The Law School will host leading scholars, lawyers, and judges for the Seventh Annual Brigham-Kanner Property Rights Conference Sept. 30 and Oct. 1 in Williamsburg, VA. The Property Rights Project of William & Mary Law School is sponsoring the conference. Registration is $50 and includes admission to all sessions; there is no fee for law students who wish to attend.
"This year's Brigham-Kanner Property Rights Conference will bring together some of the nation's top academics and attorneys to exchange ideas about cutting edge issues affecting property rights" said Lynda Butler, conference director and Chancellor Professor of Law. "We are very excited to be hosting these experts and to be honoring Professor Carol Rose for her many thought-provoking contributions to property rights scholarship. In addition to her numerous publications, Professor Rose has educated hundreds of law students about the importance of property rights."
Professor Rose will receive the 2010 Brigham-Kanner Property Rights Prize at a dinner on Sept. 30. She is the Ashby Lohse Chair in Water and Natural Resources at the University of Arizona James E. Rogers College of Law. Prior to joining the faculty at Arizona, Professor Rose was the Gordon Bradford Tweedy Professor of Law and Organization at Yale University Law School. She has authored numerous articles and several books, including Perspectives on Property Law (2d ed. 1995) (3d ed. 2002) (co-author, with Bruce Ackerman & Robert Ellickson) and Property and Persuasion: Essays on the History, Theory, and Rhetoric of Ownership (1994).
Conference sessions will address Rose's scholarship and discuss the meaning of just compensation when property is taken by the government for public use, the relationship between public and private property rights, and the issue of property rights in common resources. These sessions will raise important questions about how the nation can deal with serious environmental and societal problems in a world of increasingly limited resources while still protecting the fundamental role that property plays in protecting individual liberty.  

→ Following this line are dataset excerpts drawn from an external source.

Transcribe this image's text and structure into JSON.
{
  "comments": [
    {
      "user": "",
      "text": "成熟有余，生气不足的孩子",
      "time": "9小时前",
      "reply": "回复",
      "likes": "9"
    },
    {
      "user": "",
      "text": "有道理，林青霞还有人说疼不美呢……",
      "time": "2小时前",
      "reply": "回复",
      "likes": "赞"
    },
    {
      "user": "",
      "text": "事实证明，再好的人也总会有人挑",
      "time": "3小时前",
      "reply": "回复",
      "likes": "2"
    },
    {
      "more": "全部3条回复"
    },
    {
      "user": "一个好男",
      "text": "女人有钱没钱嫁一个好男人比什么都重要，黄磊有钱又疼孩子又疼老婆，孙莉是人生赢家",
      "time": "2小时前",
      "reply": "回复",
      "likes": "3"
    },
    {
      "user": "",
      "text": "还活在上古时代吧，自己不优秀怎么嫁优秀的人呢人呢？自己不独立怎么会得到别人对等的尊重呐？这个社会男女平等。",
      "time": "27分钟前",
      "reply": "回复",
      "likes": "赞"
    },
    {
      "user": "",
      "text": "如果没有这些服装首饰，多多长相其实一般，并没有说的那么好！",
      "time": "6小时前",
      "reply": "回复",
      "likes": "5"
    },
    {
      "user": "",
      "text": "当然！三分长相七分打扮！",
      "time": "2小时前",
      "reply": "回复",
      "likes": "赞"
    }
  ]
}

In addition to Rose, the following speakers and panelists will participate in this year's conference: James S. Burling of the Pacific Legal Foundation; John D. Echeverria of Vermont Law School; Robert C. Ellickson of Yale Law School; James W. Ely, Jr., of Vanderbilt Law School; Leslie A. Fields of Faegre & Benson LLP; Michael A. Heller of Columbia Law School; Thomas W. Merrill of Columbia Law School; Jedediah Purdy of Duke Law School; Mark Sagoff of the Institute for Philosophy and Public Policy at the University of Maryland; Daniel J. Sharfstein of Vanderbilt Law School; Henry E. Smith of Harvard Law School; Laura S. Underkuffler of Cornell Law School; Joseph T. Waldo of Waldo & Lyle, PC; and the Honorable Robert T. Woodbridge, Jr., of Fairfax Circuit Court (Retired) and the George Mason Law School. 
Both the conference and the prize are named in recognition of Toby Prince Brigham and Gideon Kanner for their ongoing private property rights work, their efforts to advance the constitutional protection of property, and their accomplishments in preserving the important role that private property plays in protecting individual and civil rights.
Professor Rose joins an illustrious list of prior Brigham-Kanner Prize recipients that includes Professor Frank I. Michelman of Harvard Law School (2004), Professor Richard A. Epstein of the University of Chicago Law School (2005), Professor James W. Ely, Jr., of Vanderbilt Law School (2006), Professor Margaret Jane Radin of the University of Michigan Law School (2007), Professor Robert C. Ellickson of Yale Law School (2008), and Professor Richard E. Pipes of Harvard University (2009).
A $50 registration fee per person includes admission to all panels, and breakfast and lunch on Friday. Continuing Legal Education credit is pending. There is an additional fee of $100 per person to attend Thursday evening's reception and dinner. The registration fee is waived for law students with advance registration.